The following circuit can be used for doubling any DC source voltage (up to 15 V DC). The presented design will double any voltage between 4 to 15 V DC and will be able to operate loads at current not more then 30 mA.As can be seen in the diagram, this DC voltage doubler circuit employs just a single IC 4093 for achieving the proposed result.
The IC 4093 has six gates in all which are all effectively for generating the discussed voltage doubling actions.
Two of the gates out of the six are configured as an oscillator. The extreme left of the diagram shows the oscillator section.
The 100 K resistor and the 0.01 capacitor form the basic frequency determining components.
A frequency is imperatively required if a voltage stepping actions needs to be implemented, therefore here too the involvement of an oscillator becomes necessary.
These oscillation become useful for initialing the charging and discharging a set of capacitors at the output which amounts to the multiplying of the voltage across the set of capacitors in a such a way that the result becomes twice the applied supply voltage.

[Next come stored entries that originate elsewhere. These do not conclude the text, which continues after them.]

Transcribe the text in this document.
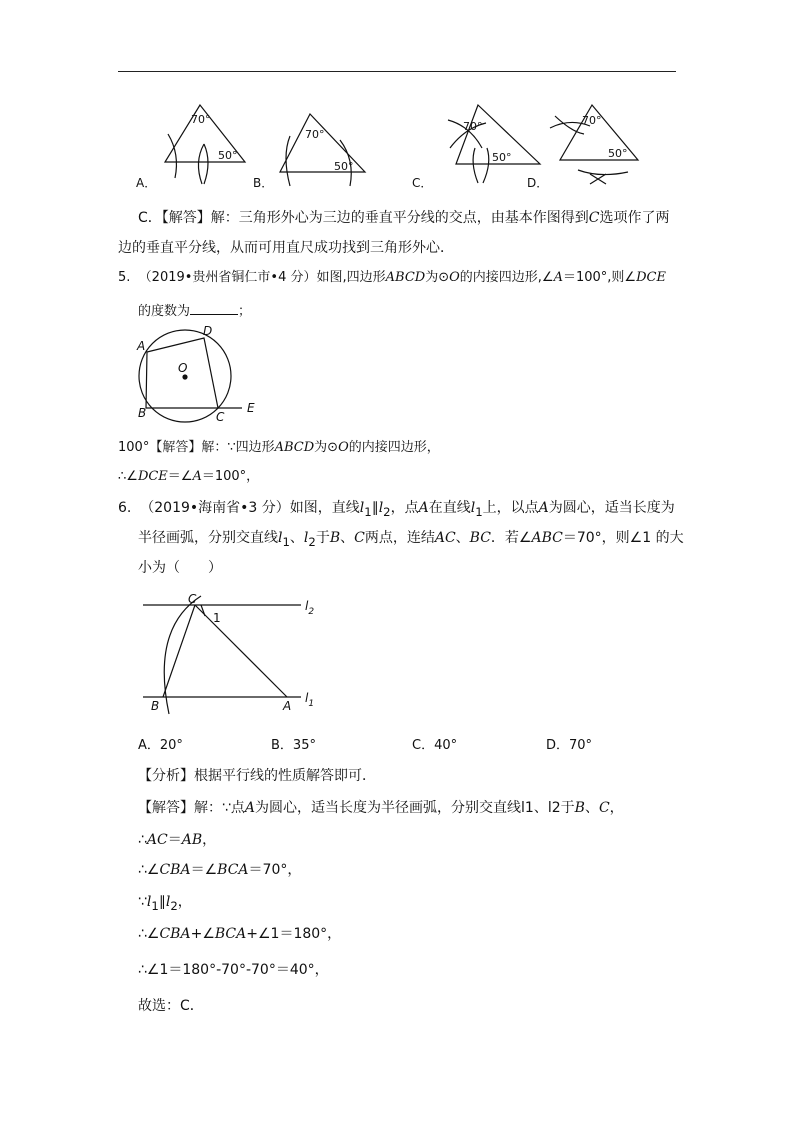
70°
50°
70°
50°
70°
50°
70°
50°
A．	B．	C．	D．
C．【解答】解：三角形外心为三边的垂直平分线的交点，由基本作图得到C选项作了两
边的垂直平分线，从而可用直尺成功找到三角形外心．
5. （2019•贵州省铜仁市•4 分）如图,四边形ABCD为⊙O的内接四边形,∠A＝100°,则∠DCE
的度数为	；
A
D
O
B	C
E
100°【解答】解：∵四边形ABCD为⊙O的内接四边形，
∴∠DCE＝∠A＝100°，
6. （2019•海南省•3 分）如图，直线$l_1\parallel l_2$，点A在直线$l_1$上，以点A为圆心，适当长度为
半径画弧，分别交直线$l_1$、$l_2$于B、C两点，连结AC、BC．若∠ABC＝70°，则∠1 的大
小为（　　）
C
1
$l_2$
$l_1$
B	A
A．20°	B．35°	C．40°	D．70°
【分析】根据平行线的性质解答即可．
【解答】解：∵点A为圆心，适当长度为半径画弧，分别交直线l1、l2于B、C，
∴AC＝AB，
∴∠CBA＝∠BCA＝70°，
$\because l_1\parallel l_2$，
∴∠CBA+∠BCA+∠1＝180°，
∴∠1＝180°-70°-70°＝40°，
故选：C．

However the voltage from the oscillator cannot be preferably applied directly to the capacitors, rather its done through a group of gates of the IC arranged in a parallel way.
These parallel gates together produce a good buffering to the applied frequency from the generator gates so that the resultant frequency is stronger with respect to current and does not falter with relatively higher loads at the outputs.
But still keeping the specifications of a CMOS IC in mind the output current handling capacity cannot be expected to be larger than 40 mA.
Higher loads than this will result in the deterioration of the voltage level toward the supply level.
The output capacitor values can be increased to 100uF for getting reasonably higher efficiency levels from the circuit.
With 12 volts as the supply input to the IC, an output of around 22 volts may be acquired.